I have enough experience to have a pretty good idea what kinds of things can happen, and the range of ways in which to interpret my surroundings. I can ask questions, or just coast, or charm my way through. But the loss of independence and competence sometimes feels like waking up and not having two arms anymore.
Maybe the typical tourist does not feel it so much. You certainly don’t get pick up on this if you’re just an armchair traveler. Guys like Rick Steves make it look so easy, don’t they? They seem so comfortable with themselves and their host cultures. Maybe if they didn’t have a camera crew, hired drivers and “fixers” (not to mention editors and producers), they wouldn’t go from one wonderful cross-cultural serendipity to another.

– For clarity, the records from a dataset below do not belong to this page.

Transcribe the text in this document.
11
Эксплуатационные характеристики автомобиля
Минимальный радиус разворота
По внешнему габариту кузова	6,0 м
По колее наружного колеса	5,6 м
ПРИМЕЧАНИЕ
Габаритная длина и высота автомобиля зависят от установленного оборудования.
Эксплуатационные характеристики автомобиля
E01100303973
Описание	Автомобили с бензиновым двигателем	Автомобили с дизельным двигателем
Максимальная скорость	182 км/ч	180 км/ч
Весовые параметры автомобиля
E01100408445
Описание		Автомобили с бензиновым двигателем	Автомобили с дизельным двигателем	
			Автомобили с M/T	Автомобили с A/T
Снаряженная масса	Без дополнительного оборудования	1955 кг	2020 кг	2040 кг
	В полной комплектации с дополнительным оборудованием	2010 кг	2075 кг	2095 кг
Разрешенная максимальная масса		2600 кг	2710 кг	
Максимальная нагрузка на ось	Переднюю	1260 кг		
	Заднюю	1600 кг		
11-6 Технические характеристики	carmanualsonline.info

But real cross-cultural travel is no more like a travel show than family life is like a sitcom, and it doesn’t wrap up in half an hour. It goes on and on, and while there may be wonderful moments, there's often a lot of pain and confusion in between, just like trying to learn anything new and complicated that you aren't naturally good at.
I was trying to remember that on Saturday, when I dropped by the European food and culture festival at the park near my house. Tears came to my eyes as I watched the Bulgarian dancers, chose between a piece of baklava or a couple of pirogies, and listened to some guy speaking Russian on his cell phone. I wanted to be overseas again. I missed this kind of stuff. I identified with these bi-cultural people.
But I have to admit it isn’t all fun and games, traditional foods and dances. Learning to be okay with yourself when you’re the person caught between cultures – or between subcultures – it’s a lot of work. It's exhausting.
It’s the kind of thing that will drive you to prayer and force you to listen to your emotions and pay attention to your fears and expectations.
It takes faith.
So, is that a down-side or an up-side?
Overall, I find it more positive than negative.